Let's break the market down, piece by piece, and discuss whether or not its momentum is here to stay.
The live cattle market possesses the ability to trade higher, but so much of its fate will depend on feedlots and their ability (or inability) to market cash cattle at higher prices. This past week, we've seen boxed beef prices start to bottom seasonally and gain more support, which should embolden feedlots to price their cattle higher as market-ready supplies of front-end cattle are extremely thin. But doing so is going to take extreme discipline. Over the last three weeks, packers have outplayed feedlot managers and have been able to get cattle bought early in the week.
But why in the world would you sell cattle early in the week when market-ready supplies are thin?

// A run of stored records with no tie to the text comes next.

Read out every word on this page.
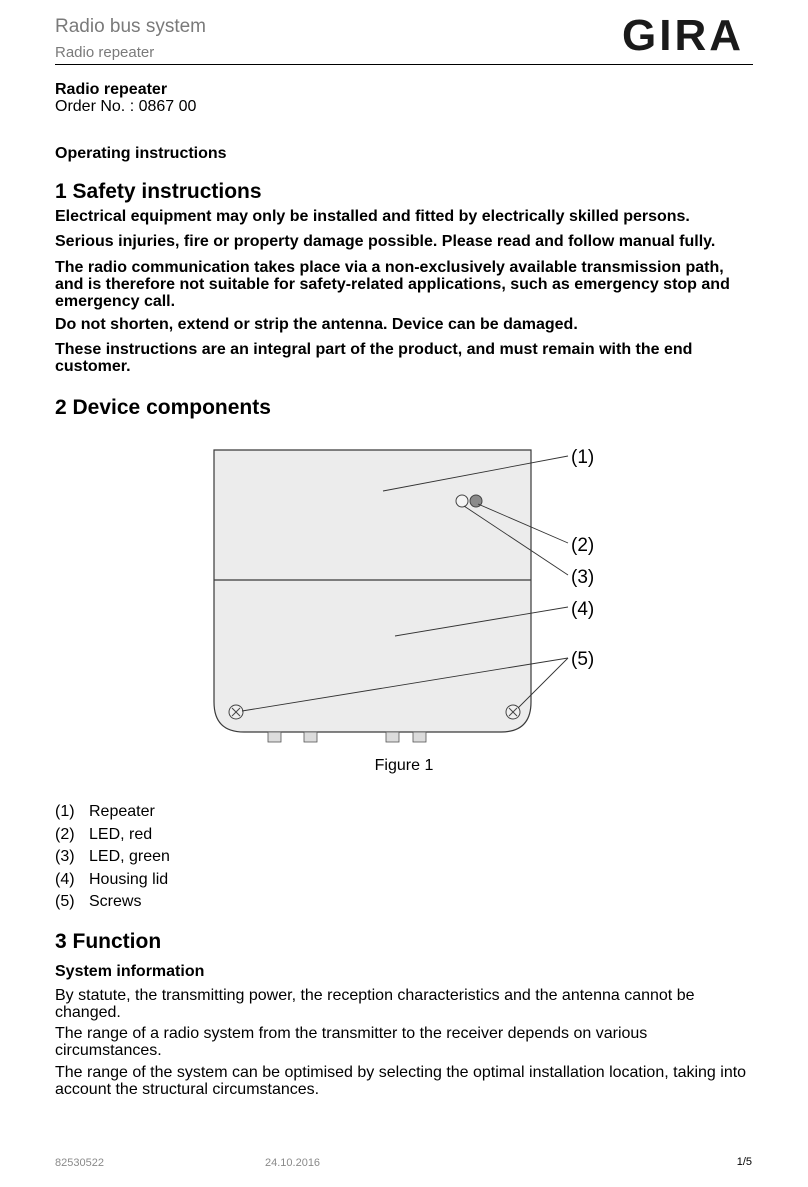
Radio bus system
Radio repeater	GIRA
Radio repeater
Order No. : 0867 00
Operating instructions
1 Safety instructions

Electrical equipment may only be installed and fitted by electrically skilled persons.

Serious injuries, fire or property damage possible. Please read and follow manual fully.

The radio communication takes place via a non-exclusively available transmission path, and is therefore not suitable for safety-related applications, such as emergency stop and emergency call.

Do not shorten, extend or strip the antenna. Device can be damaged.

These instructions are an integral part of the product, and must remain with the end customer.

2 Device components
(1)
(2)
(3)
(4)
(5)
Figure 1
(1) Repeater
(2) LED, red
(3) LED, green
(4) Housing lid
(5) Screws
3 Function
System information

By statute, the transmitting power, the reception characteristics and the antenna cannot be changed.

The range of a radio system from the transmitter to the receiver depends on various circumstances.

The range of the system can be optimised by selecting the optimal installation location, taking into account the structural circumstances.

82530522	24.10.2016	1/5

Even if you have to roll your showlist over into the next week, waiting for higher prices would be more advantageous. I understand that there's a psychological component to the market and it's hard to remain true to your market plan when the board is trending lower and banks are closing. However, now that traders have decided to look beyond the banking concerns here in the United States, feedlots need to be prepared to drive the cash cattle market higher.
The feeder cattle market is nothing short of invigorating right now. On Monday, March 27, the CME Feeder Cattle Index closed at $191.24, which is the highest the market has seen the index close at since November 2015. I know there is some concern surrounding the feeder cattle market because breakevens on these calves/feeders aren't profitable right now, but as buyers continue to flock to sales across the countryside, there seems to be only one thing on their mind -- getting the feeders they need/want bought now before prices become even higher.
I continue to be amazed at the spread between the May and August 2023 feeder cattle contracts. Throughout the early parts of 2023, the price spread between those two contracts has varied anywhere between $10.00 to $25.00. As of Monday afternoon's close, the price spread sat at $15.63, again highlighting the fact that everyone (including traders) is keenly aware that feeder cattle supplies in the second half of 2023 are going to be inherently thinner. If the market didn't have the demand component it currently possesses, I'd be concerned about how sustainable these feeder cattle prices are, but given that demand has shown no signs of weakening, I don't see feeder cattle prices softening in the near future.
A couple weeks ago, when the mayhem about Silicon Valley Bank was storming through the markets, I encouraged you to cling to the market's positive fundamentals despite the chaos the futures complex was enduring. We will face more turmoil in the span of the next two to three years when the cattle market is expected to be hot, and it will continue to be vital that we cling to the market's fundamentals. I remain extremely optimistic about the market's outlook and believe that there are still higher prices ahead of us.